Roma, ancora niente confronto con i Friedkin. Ma Gasperini ha fretta di programmare il futuro
Il Corriere di Roma si concentra sulle strategie della Roma che verrà. Se è vero che il focus adesso deve essere solamente il finale di stagione, con le ultime tre giornate di campionato decisive per conquistare l'Europa, è altrettanto vero che nella testa di mister Gian Piero Gasperini il futuro non può attendere. Proprio per questo motivo l'allenatore giallorosso vuole spingere sull'acceleratore e mettersi in contatto, già in queste ore, con i Friedkin, visto che il confronto tanto atteso ancora non c'è stato.
La Roma, intanto, deciderà a breve sul direttore sportivo. Perché se è vero che oramai Frederic Massara è fuori dai giochi, nella prossima stagione ci sarà un profilo nuovo che possa lavorare in sinergia con Gian Piero Gasperini. Nelle ultime settimane si è parlato di Fabio Paratici, ma il dirigente della Fiorentina sembra immerso nel nuovo ruolo per accettare una proposta differente. Chi è più semplice da raggiungere è Cristiano Giuntoli, anche se le sue quotazioni sono in ribasso e, soprattutto, potrebbe scegliere un'opportunità all'estero.

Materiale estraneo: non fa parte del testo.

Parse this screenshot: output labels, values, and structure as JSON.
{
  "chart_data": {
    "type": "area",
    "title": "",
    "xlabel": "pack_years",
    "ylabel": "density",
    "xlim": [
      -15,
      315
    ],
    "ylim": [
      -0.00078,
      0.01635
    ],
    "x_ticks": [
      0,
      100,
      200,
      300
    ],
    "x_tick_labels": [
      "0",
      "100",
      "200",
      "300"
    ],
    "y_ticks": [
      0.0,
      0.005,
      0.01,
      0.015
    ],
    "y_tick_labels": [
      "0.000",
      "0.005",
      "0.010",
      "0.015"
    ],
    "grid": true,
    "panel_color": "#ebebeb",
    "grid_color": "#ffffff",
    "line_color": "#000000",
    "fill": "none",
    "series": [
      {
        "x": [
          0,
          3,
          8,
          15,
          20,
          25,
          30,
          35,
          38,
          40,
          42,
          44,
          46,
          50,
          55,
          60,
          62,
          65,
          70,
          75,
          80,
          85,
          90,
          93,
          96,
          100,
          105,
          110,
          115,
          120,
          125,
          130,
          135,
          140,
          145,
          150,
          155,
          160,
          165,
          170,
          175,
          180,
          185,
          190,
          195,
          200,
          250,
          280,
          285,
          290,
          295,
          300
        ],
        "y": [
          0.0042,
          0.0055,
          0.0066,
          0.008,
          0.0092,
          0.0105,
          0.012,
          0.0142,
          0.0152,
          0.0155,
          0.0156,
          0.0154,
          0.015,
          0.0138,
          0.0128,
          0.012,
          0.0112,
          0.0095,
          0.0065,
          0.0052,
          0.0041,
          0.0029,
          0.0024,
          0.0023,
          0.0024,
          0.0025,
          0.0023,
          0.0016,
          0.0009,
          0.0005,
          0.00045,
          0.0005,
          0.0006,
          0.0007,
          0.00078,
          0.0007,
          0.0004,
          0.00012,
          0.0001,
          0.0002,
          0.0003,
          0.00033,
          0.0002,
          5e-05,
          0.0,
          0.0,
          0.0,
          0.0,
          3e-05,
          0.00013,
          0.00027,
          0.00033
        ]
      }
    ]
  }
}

Così, secondo quanto raccolto da TMW, il nome dovrebbe uscire fra quelli di Tony D'Amico e Giovanni Manna. Difficili per motivi diversi: il primo è sotto contratto per un altro anno con l'Atalanta, anche se ci sono delle valutazioni in corso dopo un'annata non straordinaria. Avrebbe già lavorato con Gasperini - con profitto - e andavano tendenzialmente d'accordo. Il secondo invece è bloccato da un Napoli che ha intenzione di chiedere una cifra altissima (come un giocatore) per eventualmente liberarlo. Ha ancora tre anni di contratto e c'è un'opzione per risolvere, da capire se unilaterale (da parte del Napoli) oppure consensuale. Il diesse del Napoli sembrerebbe il favorito.